Most IDEs (JetBrains Rider, Visual Studio) support attaching to a running .NET process via Run → Attach to process.


Where to put breakpoints

What you want to investigateFile and location
A specific REST endpoint being calledServices/MyService.cs — top of the relevant method
Auth/token validation failureClasses/AuthorizationInterceptor.cs — the Intercept method
Data not saving or loading correctlyThe storage/repository class used in your service
Service not starting at allProgram.cs — the startup initialization block

For conditional breakpoint syntax, see the C# language guide.


Reading logs

For jq log filtering, see the C# language guide.


Testing endpoints manually

For curl and grpcurl usage, see Testing with grpcurl in the generic guide.

For Swagger UI testing (SE-specific), see Testing endpoints manually in the SE main guide.


C#-specific troubleshooting

Proto changes have no effect

Symptom: You edited Protos/service.proto but nothing changed at runtime.

Cause: The generated gRPC stubs have not been rebuilt.

Fix: Run a clean build:

dotnet build src/AccelByte.Extend.ServiceExtension.Server

The .csproj file includes a <Protobuf> item that triggers code generation automatically on build.

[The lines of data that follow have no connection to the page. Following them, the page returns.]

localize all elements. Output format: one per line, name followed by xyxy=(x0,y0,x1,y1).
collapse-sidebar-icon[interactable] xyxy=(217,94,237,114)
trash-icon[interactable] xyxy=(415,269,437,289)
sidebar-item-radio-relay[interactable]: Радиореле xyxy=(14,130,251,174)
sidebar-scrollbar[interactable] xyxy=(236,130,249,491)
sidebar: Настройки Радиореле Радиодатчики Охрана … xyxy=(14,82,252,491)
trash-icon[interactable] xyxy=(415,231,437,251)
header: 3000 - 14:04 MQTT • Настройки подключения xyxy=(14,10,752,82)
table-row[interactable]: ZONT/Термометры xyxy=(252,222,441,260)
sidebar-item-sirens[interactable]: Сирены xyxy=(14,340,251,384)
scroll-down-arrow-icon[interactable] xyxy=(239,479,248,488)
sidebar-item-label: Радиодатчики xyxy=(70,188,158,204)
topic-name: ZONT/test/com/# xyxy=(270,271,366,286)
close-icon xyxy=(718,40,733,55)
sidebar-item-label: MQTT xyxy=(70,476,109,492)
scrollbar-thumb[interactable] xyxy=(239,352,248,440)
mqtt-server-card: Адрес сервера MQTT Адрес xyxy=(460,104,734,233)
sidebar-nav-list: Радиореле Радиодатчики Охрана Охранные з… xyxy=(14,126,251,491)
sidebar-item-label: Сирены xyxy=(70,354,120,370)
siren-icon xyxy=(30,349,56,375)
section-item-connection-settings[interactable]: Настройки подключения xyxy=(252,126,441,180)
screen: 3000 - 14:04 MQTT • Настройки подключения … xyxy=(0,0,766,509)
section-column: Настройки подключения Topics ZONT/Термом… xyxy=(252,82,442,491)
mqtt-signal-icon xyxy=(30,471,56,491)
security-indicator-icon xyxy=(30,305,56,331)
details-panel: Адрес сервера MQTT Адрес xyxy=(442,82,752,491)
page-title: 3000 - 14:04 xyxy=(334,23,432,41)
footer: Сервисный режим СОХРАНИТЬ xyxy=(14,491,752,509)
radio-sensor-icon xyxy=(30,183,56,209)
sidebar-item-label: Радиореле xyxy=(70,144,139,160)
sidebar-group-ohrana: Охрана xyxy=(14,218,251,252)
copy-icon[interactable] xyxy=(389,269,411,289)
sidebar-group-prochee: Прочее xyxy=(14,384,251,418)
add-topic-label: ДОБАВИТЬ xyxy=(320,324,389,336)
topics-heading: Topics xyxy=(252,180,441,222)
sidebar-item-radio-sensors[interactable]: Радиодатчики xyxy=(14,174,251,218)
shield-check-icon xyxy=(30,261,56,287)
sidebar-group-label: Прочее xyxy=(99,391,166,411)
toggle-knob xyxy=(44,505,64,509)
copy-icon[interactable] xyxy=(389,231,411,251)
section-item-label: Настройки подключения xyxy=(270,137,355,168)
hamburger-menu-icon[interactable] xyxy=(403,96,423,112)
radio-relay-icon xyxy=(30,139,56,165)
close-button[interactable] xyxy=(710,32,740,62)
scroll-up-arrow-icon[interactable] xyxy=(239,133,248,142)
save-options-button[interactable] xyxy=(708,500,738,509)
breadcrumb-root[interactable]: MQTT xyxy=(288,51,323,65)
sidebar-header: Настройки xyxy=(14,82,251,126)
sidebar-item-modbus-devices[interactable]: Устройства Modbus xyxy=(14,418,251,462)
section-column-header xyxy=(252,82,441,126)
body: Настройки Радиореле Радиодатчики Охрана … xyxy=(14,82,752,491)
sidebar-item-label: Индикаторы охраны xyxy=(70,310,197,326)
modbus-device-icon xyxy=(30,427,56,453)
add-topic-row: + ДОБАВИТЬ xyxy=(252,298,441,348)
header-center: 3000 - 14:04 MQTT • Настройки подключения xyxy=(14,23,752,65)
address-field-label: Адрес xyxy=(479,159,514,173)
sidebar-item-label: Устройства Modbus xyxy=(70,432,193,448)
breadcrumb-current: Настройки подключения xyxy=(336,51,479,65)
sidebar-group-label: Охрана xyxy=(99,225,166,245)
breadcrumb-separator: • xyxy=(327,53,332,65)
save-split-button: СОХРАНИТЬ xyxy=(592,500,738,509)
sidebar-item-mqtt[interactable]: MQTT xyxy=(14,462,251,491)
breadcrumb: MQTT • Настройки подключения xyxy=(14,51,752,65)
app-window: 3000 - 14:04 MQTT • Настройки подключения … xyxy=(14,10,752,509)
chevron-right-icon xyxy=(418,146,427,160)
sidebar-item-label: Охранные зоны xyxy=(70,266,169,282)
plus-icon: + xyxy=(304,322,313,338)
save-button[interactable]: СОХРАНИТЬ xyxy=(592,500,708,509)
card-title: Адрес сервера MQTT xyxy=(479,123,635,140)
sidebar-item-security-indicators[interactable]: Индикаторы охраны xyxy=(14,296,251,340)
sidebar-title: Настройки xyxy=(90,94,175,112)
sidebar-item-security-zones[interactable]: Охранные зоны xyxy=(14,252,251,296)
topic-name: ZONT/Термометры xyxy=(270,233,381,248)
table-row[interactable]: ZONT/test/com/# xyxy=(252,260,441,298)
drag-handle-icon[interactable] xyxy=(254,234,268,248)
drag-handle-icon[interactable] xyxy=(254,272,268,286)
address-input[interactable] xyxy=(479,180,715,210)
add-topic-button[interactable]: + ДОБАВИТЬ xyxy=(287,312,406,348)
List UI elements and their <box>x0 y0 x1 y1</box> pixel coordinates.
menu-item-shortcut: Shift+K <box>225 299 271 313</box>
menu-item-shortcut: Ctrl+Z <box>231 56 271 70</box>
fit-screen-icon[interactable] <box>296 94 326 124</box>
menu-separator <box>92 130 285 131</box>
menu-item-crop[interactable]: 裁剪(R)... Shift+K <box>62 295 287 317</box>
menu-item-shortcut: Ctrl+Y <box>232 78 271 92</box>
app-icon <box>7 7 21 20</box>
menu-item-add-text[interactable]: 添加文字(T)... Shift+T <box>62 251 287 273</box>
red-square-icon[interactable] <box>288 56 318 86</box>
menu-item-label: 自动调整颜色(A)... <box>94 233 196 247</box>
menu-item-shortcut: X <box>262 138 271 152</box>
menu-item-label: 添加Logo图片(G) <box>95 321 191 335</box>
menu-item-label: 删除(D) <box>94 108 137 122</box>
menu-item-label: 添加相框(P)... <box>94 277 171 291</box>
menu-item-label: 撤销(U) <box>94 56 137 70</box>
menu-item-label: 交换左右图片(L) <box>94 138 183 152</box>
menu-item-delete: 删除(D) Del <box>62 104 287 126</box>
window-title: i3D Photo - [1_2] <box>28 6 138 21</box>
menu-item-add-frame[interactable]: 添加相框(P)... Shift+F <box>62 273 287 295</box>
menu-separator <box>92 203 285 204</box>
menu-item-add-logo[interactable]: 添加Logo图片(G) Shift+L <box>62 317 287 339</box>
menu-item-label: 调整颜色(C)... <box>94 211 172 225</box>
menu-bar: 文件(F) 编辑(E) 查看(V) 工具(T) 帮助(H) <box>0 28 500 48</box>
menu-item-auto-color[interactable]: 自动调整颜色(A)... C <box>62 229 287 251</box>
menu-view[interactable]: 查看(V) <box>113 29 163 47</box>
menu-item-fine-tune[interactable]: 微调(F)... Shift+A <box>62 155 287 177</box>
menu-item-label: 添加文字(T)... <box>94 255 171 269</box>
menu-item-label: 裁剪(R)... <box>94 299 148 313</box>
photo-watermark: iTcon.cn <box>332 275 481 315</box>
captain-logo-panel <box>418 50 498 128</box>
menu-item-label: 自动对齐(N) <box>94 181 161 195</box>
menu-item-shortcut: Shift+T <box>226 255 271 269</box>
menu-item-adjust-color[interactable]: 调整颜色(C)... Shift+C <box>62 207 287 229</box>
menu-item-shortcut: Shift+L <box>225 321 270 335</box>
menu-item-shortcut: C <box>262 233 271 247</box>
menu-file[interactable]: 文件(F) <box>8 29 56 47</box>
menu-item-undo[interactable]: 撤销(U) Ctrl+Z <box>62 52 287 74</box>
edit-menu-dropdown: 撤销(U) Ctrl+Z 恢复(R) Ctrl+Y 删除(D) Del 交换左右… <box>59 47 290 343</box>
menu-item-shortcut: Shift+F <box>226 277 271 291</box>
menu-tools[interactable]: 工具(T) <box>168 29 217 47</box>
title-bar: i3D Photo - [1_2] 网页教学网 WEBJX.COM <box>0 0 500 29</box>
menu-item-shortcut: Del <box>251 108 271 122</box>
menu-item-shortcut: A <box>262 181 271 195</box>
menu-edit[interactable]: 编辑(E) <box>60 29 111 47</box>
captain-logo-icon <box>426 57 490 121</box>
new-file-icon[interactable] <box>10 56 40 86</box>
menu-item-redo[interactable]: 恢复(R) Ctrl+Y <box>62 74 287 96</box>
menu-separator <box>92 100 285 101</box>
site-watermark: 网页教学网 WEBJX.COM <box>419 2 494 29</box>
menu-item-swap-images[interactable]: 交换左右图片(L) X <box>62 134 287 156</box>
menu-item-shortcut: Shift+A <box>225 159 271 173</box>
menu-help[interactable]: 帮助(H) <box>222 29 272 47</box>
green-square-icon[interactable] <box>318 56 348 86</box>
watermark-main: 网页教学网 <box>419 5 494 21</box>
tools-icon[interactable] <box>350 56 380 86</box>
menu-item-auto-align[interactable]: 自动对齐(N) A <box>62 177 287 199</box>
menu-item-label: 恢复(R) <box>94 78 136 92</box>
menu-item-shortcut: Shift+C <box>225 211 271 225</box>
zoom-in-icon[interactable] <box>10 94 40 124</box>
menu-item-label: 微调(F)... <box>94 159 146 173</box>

If you still see stale behavior, run:

dotnet clean && dotnet build src/AccelByte.Extend.ServiceExtension.Server

DOTNET_ENVIRONMENT and configuration sources

The app may read additional configuration from appsettings.json or environment-specific variants (appsettings.Development.json). Set DOTNET_ENVIRONMENT=Development in your .env to activate development-mode configuration.


Checking for port conflicts

See Checking for port conflicts in the C# language guide.


AI assistance

The app template ships with a Claude agent skill at .claude/skills/debugging-guide/SKILL.md.

For AI prompting tips and MCP server details, see Debugging with AI assistance in the generic guide.